Anecdotes don’t tell full story. Individual success stories can be misleading says Arthur Ca- plan, a professor and head of the division of bioethics at NYU Langone Medical Center. For every patient who says he was cured, there could be more who can’t speak up, because they died or were harmed. Therapies are unproven. When doctors look for reasons why a patient does well on a therapy, they look for the most plausible explanation, says Jan Buckner, a professor and chairman of oncology at the Mayo Clinic in Minnesota. Burzynski’s therapies have never been proven effective in a definitive clinical trial, according to the National Cancer Institute. Misdiagnoses happen. “When I hear a story that is way out of the norm, the first question I ask is, ‘ OK, is the diagnosis even correct?’ ” Buckner says. “If the diagnosis wasn’t right to start with, it doesn’t matter what the treatment was.” Brain tumors are notoriously difficult to diagnose, he says, and it’s possible to mistake a benign tumor for a malignant one. When dealing with rare brain cancer, doctors may disagree about how to interpret imaging results up to 40% of the time. Some of Burzynski’s miracle patients may have not had a malignant tumor at all, he says.
Patients may have been cured by previous therapy.

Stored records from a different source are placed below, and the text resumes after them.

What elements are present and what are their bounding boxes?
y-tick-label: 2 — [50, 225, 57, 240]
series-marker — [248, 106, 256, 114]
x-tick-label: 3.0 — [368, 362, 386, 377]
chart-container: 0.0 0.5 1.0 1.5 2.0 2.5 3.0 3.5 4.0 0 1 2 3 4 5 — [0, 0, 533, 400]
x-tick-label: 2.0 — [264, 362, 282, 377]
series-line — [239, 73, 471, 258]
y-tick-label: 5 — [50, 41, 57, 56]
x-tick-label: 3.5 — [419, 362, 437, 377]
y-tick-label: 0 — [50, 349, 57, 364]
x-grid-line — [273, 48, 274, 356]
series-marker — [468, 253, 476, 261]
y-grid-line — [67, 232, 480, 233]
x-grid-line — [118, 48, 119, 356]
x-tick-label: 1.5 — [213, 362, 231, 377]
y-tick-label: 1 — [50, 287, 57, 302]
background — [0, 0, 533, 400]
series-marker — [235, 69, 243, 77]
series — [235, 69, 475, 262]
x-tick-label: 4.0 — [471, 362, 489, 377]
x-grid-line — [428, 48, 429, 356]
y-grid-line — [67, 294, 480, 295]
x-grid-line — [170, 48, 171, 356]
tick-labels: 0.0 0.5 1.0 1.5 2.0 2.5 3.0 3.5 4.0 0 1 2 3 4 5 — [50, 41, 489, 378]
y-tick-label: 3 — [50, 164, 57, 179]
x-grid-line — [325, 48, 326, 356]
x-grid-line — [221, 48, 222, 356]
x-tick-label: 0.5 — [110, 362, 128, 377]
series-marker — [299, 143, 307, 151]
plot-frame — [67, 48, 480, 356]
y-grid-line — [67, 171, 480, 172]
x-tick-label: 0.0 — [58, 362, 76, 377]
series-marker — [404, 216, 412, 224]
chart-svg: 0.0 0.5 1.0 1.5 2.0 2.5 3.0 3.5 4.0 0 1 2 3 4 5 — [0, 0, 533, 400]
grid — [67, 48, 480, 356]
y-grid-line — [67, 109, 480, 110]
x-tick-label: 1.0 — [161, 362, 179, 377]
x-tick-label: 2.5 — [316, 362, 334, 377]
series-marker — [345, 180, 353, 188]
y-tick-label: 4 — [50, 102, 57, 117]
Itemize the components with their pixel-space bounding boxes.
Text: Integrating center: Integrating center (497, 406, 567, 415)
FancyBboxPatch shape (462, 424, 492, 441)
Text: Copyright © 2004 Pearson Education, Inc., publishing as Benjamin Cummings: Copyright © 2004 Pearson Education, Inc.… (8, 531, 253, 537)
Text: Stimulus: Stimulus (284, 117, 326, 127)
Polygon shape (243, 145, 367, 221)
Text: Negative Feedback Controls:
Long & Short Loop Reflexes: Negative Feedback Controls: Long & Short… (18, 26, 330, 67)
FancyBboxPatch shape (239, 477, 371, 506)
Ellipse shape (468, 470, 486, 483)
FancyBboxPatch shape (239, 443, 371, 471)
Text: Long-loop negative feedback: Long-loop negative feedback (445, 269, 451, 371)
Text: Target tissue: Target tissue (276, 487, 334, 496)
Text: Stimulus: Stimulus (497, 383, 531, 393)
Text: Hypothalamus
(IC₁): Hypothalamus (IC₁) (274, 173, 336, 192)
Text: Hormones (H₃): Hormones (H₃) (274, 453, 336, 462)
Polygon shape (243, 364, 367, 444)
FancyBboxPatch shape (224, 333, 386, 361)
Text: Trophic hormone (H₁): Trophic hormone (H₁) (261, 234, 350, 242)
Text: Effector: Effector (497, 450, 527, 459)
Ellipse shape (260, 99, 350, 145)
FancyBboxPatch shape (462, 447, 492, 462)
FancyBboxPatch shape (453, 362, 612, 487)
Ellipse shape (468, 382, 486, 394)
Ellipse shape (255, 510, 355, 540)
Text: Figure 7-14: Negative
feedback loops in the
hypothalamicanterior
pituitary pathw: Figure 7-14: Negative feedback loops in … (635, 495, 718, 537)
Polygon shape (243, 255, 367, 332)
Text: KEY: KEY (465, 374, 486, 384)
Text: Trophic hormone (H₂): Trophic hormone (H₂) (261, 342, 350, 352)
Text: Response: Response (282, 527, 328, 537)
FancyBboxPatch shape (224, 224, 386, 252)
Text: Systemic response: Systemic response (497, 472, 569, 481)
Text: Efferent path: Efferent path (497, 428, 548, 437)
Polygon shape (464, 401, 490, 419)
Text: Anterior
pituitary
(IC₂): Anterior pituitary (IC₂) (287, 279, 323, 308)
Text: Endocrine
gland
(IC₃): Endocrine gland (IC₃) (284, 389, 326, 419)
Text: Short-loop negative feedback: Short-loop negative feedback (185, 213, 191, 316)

Many of Burzynski’s patients have had one or more previous types of conventional cancer care — surgery, radiation or chemotheraphy
But these therapies may have delayed benefits, taking weeks or months to shrink a tumor. So patients treated by Burzynski may credit him for their progress just because he was the last doctor to treat them, says Peter Adamson, chair of the Children’s Oncology Group, an NCI- supported research network that conducts clinical trials in pediatric cancer.
Conventional cancer treatment can also cause tumors to swell temporarily, due to inflammation. A patient who isn’t familiar with this phenomenon may assume her tumor is growing. When that swelling subsides, patients may assume it’s because of Burzynski, Adamson says. In reality, their tumor was just returning to its previous size.
To avoid such confusion, researchers typically require patients to wait before starting a new treatment, Adamson says.
FDA inspections, obtained through the Freedom of Information Act, show that Burzynski has repeatedly failed to follow that basic practice. He has allowed patients to move straight from conventional therapy into his trials, according to inspections from 2001 and 2013. In one case last year, Burzynski allowed a patient to begin antineoplastons the day after finishing chemotherapy, according to FDA inspections.
In another case, in 1998, a patient received both radiation and antineoplastons at the same time, according to a 2001 FDA inspection.
In an interview, Burzynski brushed off criticism, describing his detractors as “competitors who want to put us out of business.”
“I don’t read this trash,” he said. “I have more important work to do.”
Burzynski’s attorney, Richard Jaffe, dismisses the notion that Burzynski’s success stories are all happy accidents.
“When your premise or bias is that it doesn’t work, there is always something you can say,” Jaffe says.